Mark O’Byrne, executive director at GoldCore, said the “flash crash today had the hallmarks of price manipulation.”  Still, “as ever, it is nearly impossible to tell and could have been a fat finger trade or a large fund or bank liquidating a gold position.”

Meanwhile, Ross Norman, chief executive officer at Sharps Pixley, said that the move “looks to be shorts defending their substantial positions.”  But “some of us have doubts, which makes gold a steal at these prices,” he said. “In fact, [it’s] the cheapest insurance in town against economic difficulties.”

Now the real question is whether the U.S. Commodity Futures Trading Commission and exchange “will investigate and try to actually enforce its regulations,” said Brien Lundin, editor of Gold Newsletter.

“Apparently there was no investigation into the mid-April episode where gold contracts were dumped simultaneously to push the price through sell stops.

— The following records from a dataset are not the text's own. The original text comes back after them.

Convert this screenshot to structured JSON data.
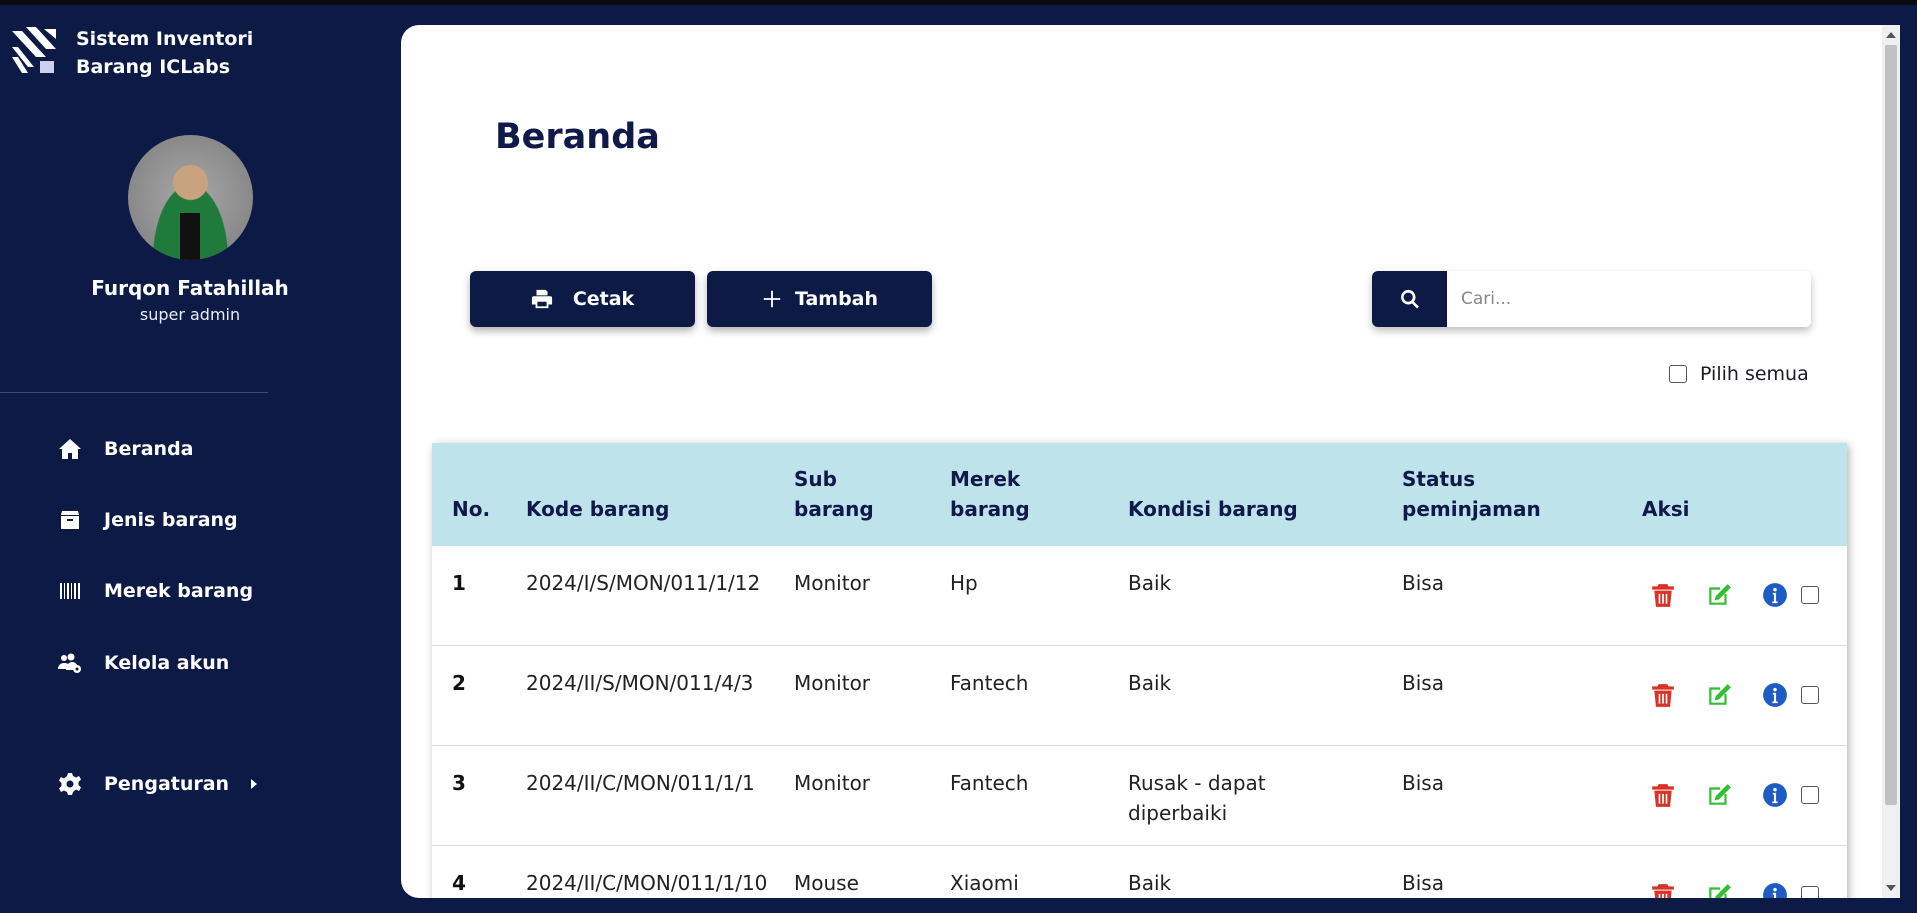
{
  "app": {
    "brand_line1": "Sistem Inventori",
    "brand_line2": "Barang ICLabs",
    "logo_icon": "stripes-logo-icon"
  },
  "user": {
    "name": "Furqon Fatahillah",
    "role": "super admin"
  },
  "sidebar": {
    "items": [
      {
        "label": "Beranda",
        "icon": "home-icon"
      },
      {
        "label": "Jenis barang",
        "icon": "box-icon"
      },
      {
        "label": "Merek barang",
        "icon": "barcode-icon"
      },
      {
        "label": "Kelola akun",
        "icon": "users-gear-icon"
      },
      {
        "label": "Pengaturan",
        "icon": "gear-icon"
      }
    ]
  },
  "page": {
    "title": "Beranda"
  },
  "toolbar": {
    "print_label": "Cetak",
    "add_label": "Tambah",
    "search_placeholder": "Cari...",
    "select_all_label": "Pilih semua"
  },
  "table": {
    "headers": {
      "no": "No.",
      "kode": "Kode barang",
      "sub_1": "Sub",
      "sub_2": "barang",
      "merek_1": "Merek",
      "merek_2": "barang",
      "kondisi": "Kondisi barang",
      "status_1": "Status",
      "status_2": "peminjaman",
      "aksi": "Aksi"
    },
    "rows": [
      {
        "no": "1",
        "kode": "2024/I/S/MON/011/1/12",
        "sub": "Monitor",
        "merek": "Hp",
        "kondisi_1": "Baik",
        "kondisi_2": "",
        "status": "Bisa"
      },
      {
        "no": "2",
        "kode": "2024/II/S/MON/011/4/3",
        "sub": "Monitor",
        "merek": "Fantech",
        "kondisi_1": "Baik",
        "kondisi_2": "",
        "status": "Bisa"
      },
      {
        "no": "3",
        "kode": "2024/II/C/MON/011/1/1",
        "sub": "Monitor",
        "merek": "Fantech",
        "kondisi_1": "Rusak - dapat",
        "kondisi_2": "diperbaiki",
        "status": "Bisa"
      },
      {
        "no": "4",
        "kode": "2024/II/C/MON/011/1/10",
        "sub": "Mouse",
        "merek": "Xiaomi",
        "kondisi_1": "Baik",
        "kondisi_2": "",
        "status": "Bisa"
      }
    ]
  },
  "colors": {
    "sidebar_bg": "#0d1a45",
    "header_bg": "#bee3ea",
    "delete": "#d93226",
    "edit": "#2fbf2f",
    "info": "#1f5bc4"
  }
}
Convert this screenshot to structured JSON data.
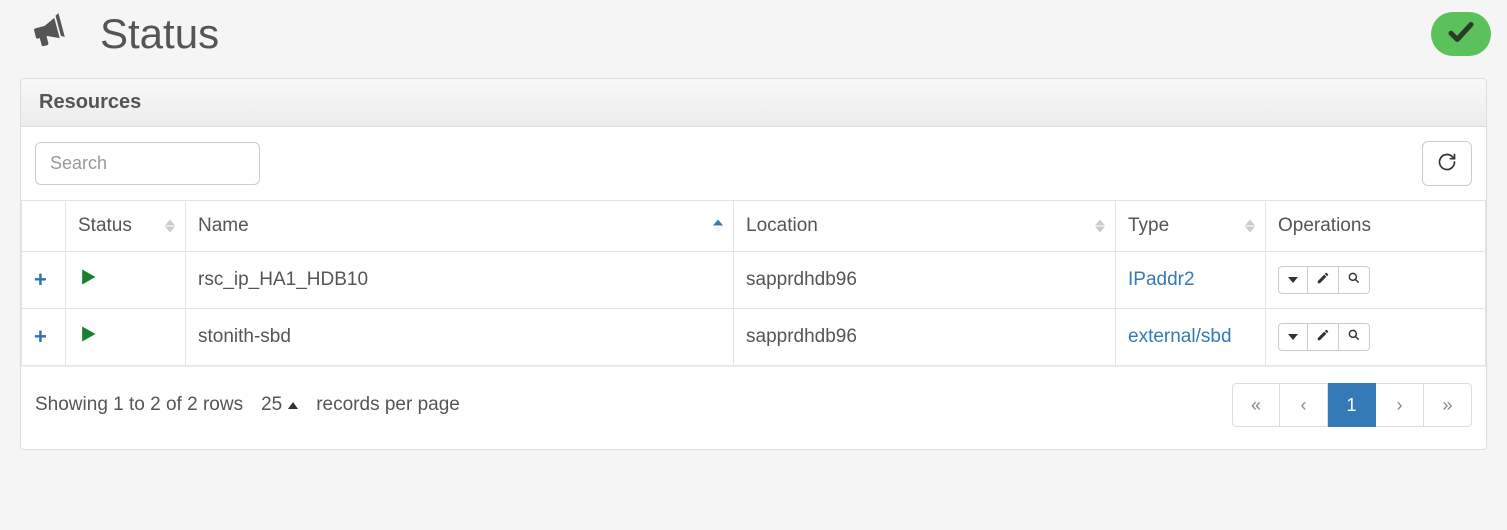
{
  "header": {
    "title": "Status"
  },
  "panel": {
    "heading": "Resources",
    "search_placeholder": "Search"
  },
  "columns": {
    "status": "Status",
    "name": "Name",
    "location": "Location",
    "type": "Type",
    "operations": "Operations"
  },
  "rows": [
    {
      "name": "rsc_ip_HA1_HDB10",
      "location": "sapprdhdb96",
      "type": "IPaddr2"
    },
    {
      "name": "stonith-sbd",
      "location": "sapprdhdb96",
      "type": "external/sbd"
    }
  ],
  "footer": {
    "summary": "Showing 1 to 2 of 2 rows",
    "page_size": "25",
    "records_label": "records per page",
    "current_page": "1"
  }
}
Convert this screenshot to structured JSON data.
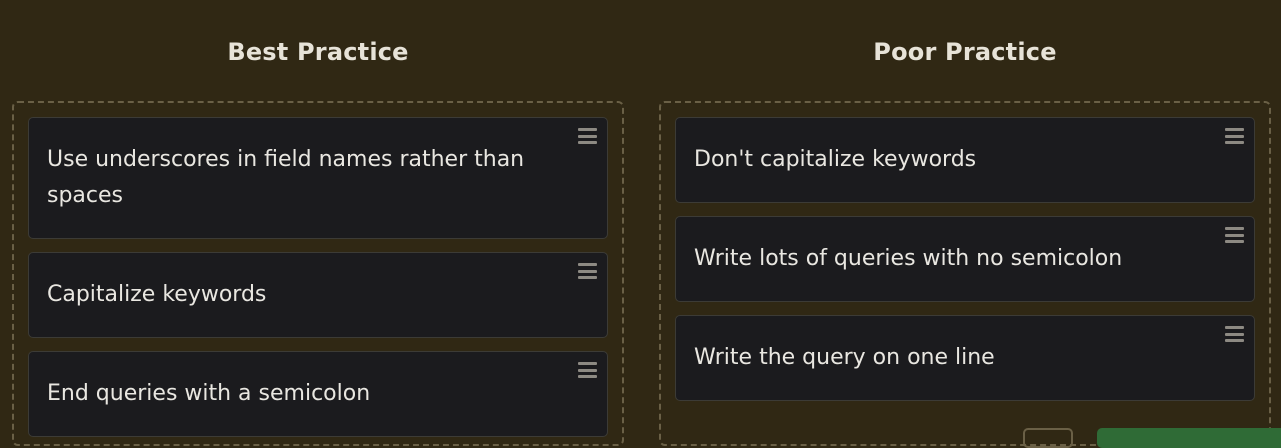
{
  "columns": {
    "best": {
      "title": "Best Practice",
      "cards": [
        {
          "text": "Use underscores in field names rather than spaces",
          "handle_icon": "drag-handle-icon"
        },
        {
          "text": "Capitalize keywords",
          "handle_icon": "drag-handle-icon"
        },
        {
          "text": "End queries with a semicolon",
          "handle_icon": "drag-handle-icon"
        }
      ]
    },
    "poor": {
      "title": "Poor Practice",
      "cards": [
        {
          "text": "Don't capitalize keywords",
          "handle_icon": "drag-handle-icon"
        },
        {
          "text": "Write lots of queries with no semicolon",
          "handle_icon": "drag-handle-icon"
        },
        {
          "text": "Write the query on one line",
          "handle_icon": "drag-handle-icon"
        }
      ]
    }
  },
  "colors": {
    "background": "#302814",
    "card_background": "#1b1b1e",
    "card_text": "#e9e7e1",
    "title_text": "#e7e3d8",
    "dashed_border": "#6a6046",
    "action_button": "#2f6b36"
  }
}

Either position limits were ignored by the exchange in this instance, or there was collusion involved — either of which should have been investigated and exposed,” he said.

“I’m afraid that today’s spike downward is further evidence that the current regulatory regime isn’t working,” said Lundin.

Flash Crash Chart



Heavy Volume Surge

Note the heavy volume surge right at 10:14. Barchart shows close to 25,000 contracts traded in a 10 minute window.

One-Way Manipulation Highly Unlikely

In general, traders scream "manipulation" every time trades go against them. Perhaps some of them are. But traders never complain when trades spike heavily in their favor. Perhaps some of those are manipulation as well.

I assure you that manipulation is not a one way street. That said, manipulation in any direction is not a welcome thing.

In general, manipulations occur at illiquid times, such as the middle of the night when trading is thin. Someone wanting to force the price of gold lower (or higher) would likely try at that time. Thus, I tend to discount direct manipulation.

Main Lesson

Whether fat-finger, manipulation, or computer initiated, those with stops near $1215 had them taken out (regardless of why the flash happened).

It's increasingly difficult to trade with stops when this kind of action routinely happens. That's the main lesson here, and no one commentated on it.